Nguyen, Thong Q., Desai, Shubhang, Anwar, Raja Hasnain, Shaik, Firoz, Suryanarayanan, Vishwas, Chowdhary, Vishal

arXiv.org Artificial Intelligence 

Continual memory augmentation lets computer-using agents (CUAs) learn from prior interactions, but unvetted memories can encode domain-inappropriate or unsafe heuristics--spurious rules that drift from user intent and safety constraints. We introduce VerificAgent, a scalable oversight framework that treats persistent memory as an explicit alignment surface.

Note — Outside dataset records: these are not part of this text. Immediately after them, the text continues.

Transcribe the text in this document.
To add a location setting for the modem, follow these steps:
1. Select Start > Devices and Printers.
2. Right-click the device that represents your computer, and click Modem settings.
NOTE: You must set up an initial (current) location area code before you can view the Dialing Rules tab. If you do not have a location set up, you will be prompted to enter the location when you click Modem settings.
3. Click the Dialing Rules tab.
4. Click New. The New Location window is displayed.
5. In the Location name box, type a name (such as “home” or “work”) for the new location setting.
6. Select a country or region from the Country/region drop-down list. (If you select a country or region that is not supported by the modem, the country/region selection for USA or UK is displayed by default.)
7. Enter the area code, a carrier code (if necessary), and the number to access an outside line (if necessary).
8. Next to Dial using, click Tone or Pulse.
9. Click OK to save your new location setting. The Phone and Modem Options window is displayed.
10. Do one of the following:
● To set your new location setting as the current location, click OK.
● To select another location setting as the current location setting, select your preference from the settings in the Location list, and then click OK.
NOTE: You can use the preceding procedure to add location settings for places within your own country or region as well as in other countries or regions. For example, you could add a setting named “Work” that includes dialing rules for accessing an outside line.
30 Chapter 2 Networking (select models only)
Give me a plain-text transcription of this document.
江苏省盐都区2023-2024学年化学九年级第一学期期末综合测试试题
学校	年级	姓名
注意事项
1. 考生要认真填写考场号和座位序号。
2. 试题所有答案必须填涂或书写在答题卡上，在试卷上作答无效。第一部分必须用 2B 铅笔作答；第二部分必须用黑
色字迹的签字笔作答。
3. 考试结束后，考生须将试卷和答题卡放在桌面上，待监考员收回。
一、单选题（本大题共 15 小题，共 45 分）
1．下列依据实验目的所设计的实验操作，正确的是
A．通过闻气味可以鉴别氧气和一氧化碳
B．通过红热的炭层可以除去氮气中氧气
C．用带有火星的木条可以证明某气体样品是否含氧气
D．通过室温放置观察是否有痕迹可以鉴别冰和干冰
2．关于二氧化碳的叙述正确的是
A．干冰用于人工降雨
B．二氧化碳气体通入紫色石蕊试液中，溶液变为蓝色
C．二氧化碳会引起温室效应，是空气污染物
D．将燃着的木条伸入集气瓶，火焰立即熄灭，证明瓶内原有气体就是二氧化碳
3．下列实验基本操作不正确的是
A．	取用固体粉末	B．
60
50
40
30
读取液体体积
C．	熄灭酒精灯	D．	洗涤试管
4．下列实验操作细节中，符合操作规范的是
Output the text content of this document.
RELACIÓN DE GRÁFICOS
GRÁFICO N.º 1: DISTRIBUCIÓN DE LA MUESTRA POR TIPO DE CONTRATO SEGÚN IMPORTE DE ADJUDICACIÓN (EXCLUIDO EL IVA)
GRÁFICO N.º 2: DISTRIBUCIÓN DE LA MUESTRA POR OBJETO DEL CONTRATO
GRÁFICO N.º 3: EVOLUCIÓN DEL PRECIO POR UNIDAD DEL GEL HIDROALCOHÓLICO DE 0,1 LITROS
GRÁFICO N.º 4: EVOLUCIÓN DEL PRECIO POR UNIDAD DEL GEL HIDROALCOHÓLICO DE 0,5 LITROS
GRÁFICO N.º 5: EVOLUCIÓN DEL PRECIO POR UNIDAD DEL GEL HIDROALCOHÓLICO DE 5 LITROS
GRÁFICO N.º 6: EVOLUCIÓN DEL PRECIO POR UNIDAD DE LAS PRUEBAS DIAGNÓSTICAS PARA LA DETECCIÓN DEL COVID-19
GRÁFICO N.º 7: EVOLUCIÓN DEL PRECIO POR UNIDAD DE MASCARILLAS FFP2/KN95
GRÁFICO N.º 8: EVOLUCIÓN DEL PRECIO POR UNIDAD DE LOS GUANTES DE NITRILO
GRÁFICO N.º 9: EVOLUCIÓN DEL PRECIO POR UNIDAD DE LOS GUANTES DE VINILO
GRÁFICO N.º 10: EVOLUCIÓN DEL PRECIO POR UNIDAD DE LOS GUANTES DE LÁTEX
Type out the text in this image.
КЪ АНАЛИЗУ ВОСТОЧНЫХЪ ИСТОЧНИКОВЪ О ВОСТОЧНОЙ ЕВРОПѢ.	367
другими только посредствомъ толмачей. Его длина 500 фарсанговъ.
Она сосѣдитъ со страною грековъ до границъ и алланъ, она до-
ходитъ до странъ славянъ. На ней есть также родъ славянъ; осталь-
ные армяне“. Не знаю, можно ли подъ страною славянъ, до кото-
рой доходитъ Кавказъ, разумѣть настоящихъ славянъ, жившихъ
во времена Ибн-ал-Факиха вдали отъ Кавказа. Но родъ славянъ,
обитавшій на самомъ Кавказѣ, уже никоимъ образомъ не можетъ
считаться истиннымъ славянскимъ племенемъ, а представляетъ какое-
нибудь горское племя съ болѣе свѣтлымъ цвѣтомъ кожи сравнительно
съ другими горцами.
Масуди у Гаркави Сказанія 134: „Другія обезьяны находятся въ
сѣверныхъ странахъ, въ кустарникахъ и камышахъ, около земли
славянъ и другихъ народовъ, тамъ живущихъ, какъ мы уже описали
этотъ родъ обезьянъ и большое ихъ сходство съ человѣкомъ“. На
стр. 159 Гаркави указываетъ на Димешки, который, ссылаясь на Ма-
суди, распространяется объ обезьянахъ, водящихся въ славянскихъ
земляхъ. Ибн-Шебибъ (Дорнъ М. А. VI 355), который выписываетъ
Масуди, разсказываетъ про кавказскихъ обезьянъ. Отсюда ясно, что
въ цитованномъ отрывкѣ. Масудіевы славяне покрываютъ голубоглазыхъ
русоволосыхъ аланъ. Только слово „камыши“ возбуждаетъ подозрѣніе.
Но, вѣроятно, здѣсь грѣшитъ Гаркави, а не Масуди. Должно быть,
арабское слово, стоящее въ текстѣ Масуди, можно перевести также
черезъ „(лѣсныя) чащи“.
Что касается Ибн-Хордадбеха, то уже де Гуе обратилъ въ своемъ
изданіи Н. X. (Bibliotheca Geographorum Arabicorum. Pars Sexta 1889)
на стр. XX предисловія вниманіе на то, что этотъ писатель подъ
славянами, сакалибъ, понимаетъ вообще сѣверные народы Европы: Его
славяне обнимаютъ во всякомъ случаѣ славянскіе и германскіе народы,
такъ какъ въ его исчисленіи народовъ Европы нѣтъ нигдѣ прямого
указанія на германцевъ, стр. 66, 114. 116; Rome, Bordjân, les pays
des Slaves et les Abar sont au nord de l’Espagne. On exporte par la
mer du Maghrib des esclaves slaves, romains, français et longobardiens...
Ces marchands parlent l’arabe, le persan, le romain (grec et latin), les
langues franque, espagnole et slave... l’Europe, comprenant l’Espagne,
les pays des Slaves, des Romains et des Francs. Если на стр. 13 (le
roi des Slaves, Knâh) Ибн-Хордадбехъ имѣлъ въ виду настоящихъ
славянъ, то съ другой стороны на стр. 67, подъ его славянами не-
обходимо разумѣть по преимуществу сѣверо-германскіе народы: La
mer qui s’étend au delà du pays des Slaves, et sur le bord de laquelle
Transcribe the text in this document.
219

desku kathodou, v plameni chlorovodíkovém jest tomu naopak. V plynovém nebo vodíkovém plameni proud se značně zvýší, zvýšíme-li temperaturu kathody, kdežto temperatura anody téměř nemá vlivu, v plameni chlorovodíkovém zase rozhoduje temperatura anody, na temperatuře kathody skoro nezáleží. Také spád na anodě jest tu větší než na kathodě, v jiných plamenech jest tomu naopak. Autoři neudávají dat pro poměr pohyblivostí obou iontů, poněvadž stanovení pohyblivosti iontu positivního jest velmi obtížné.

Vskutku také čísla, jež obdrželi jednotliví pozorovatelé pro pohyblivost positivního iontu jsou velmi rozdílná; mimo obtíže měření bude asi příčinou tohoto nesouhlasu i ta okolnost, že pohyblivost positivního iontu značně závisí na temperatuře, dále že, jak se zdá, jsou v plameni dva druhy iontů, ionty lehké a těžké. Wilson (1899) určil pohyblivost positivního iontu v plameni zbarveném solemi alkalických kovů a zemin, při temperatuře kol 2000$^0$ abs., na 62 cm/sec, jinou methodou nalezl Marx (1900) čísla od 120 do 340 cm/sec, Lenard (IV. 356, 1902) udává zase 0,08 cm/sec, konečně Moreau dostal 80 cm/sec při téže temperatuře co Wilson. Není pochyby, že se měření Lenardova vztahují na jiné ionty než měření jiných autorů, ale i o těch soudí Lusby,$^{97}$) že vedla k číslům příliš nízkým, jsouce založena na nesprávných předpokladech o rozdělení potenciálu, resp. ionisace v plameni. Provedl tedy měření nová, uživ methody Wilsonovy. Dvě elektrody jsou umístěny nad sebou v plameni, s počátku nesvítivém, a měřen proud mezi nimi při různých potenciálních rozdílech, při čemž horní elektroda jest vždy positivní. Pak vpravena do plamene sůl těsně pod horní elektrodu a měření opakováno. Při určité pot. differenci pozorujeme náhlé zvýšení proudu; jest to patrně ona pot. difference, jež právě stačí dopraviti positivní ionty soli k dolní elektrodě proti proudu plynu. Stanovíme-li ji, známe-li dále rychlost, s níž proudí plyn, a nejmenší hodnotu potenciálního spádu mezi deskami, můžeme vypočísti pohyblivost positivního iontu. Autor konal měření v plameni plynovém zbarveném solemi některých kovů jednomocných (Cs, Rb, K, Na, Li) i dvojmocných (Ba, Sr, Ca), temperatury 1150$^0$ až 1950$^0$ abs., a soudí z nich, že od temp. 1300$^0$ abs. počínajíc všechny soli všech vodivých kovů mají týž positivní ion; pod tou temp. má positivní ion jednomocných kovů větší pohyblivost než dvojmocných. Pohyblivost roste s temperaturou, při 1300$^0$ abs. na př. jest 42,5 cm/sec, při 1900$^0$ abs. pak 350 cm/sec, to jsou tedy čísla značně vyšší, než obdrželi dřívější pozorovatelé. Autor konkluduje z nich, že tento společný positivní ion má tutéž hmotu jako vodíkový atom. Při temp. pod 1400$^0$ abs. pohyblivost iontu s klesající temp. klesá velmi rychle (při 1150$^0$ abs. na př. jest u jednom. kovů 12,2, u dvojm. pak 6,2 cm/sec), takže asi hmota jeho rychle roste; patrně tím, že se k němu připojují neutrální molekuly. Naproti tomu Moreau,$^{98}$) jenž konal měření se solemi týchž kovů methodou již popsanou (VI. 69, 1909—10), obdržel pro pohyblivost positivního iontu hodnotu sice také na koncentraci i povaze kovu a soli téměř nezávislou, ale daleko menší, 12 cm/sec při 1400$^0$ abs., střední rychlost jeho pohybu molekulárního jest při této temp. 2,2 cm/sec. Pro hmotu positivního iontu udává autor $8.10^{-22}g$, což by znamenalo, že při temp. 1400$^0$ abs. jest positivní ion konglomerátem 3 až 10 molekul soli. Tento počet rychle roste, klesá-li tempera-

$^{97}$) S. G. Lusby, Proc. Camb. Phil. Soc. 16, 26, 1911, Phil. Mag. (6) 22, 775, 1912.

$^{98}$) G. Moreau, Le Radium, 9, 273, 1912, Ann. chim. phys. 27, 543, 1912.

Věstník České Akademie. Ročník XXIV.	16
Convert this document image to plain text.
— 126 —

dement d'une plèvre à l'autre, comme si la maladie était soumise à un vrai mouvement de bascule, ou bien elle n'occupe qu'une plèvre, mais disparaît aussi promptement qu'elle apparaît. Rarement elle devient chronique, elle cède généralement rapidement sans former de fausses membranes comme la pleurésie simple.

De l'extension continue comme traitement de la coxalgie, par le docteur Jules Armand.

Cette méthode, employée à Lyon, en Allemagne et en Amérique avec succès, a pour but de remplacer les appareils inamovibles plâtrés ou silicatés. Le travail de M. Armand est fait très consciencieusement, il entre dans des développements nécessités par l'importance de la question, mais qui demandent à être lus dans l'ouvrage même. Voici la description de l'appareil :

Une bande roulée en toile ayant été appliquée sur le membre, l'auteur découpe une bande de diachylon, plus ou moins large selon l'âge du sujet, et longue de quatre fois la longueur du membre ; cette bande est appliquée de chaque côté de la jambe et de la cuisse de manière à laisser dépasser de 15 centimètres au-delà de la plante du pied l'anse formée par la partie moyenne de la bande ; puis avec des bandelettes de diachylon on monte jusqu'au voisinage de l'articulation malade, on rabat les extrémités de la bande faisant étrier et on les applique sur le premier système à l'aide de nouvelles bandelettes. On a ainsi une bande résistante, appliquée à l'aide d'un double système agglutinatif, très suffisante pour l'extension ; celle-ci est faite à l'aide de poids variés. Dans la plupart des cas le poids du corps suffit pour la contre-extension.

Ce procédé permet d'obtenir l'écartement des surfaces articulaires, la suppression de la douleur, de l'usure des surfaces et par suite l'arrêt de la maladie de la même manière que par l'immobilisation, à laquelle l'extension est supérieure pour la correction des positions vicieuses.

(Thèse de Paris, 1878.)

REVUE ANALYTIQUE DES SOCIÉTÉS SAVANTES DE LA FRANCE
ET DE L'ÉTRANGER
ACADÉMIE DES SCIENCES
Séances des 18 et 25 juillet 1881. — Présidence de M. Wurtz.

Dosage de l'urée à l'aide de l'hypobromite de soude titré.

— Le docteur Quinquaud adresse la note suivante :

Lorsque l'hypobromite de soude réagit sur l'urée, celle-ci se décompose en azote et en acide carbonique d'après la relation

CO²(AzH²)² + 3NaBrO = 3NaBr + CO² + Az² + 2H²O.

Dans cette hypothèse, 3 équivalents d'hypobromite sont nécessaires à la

VerificAgent combines (1) an expert-curated seed of domain knowledge, (2) iterative, trajectory-based memory growth during training, and (3) a post-hoc human fact-checking pass to sanitize accumulated memories before deployment. Evaluated on OSWorld productivity tasks and additional adversarial stress tests, VerificAgent improves task reliability, reduces hallucination-induced failures, and preserves interpretable, auditable guidance--without additional model fine-tuning. By letting humans correct high-impact errors once, the verified memory acts as a frozen safety contract that future agent actions must satisfy. Our results suggest that domain-scoped, human-verified memory offers a scalable oversight mechanism for CUAs, complementing broader alignment strategies by limiting silent policy drift and anchoring agent behavior to the norms and safety constraints of the target domain.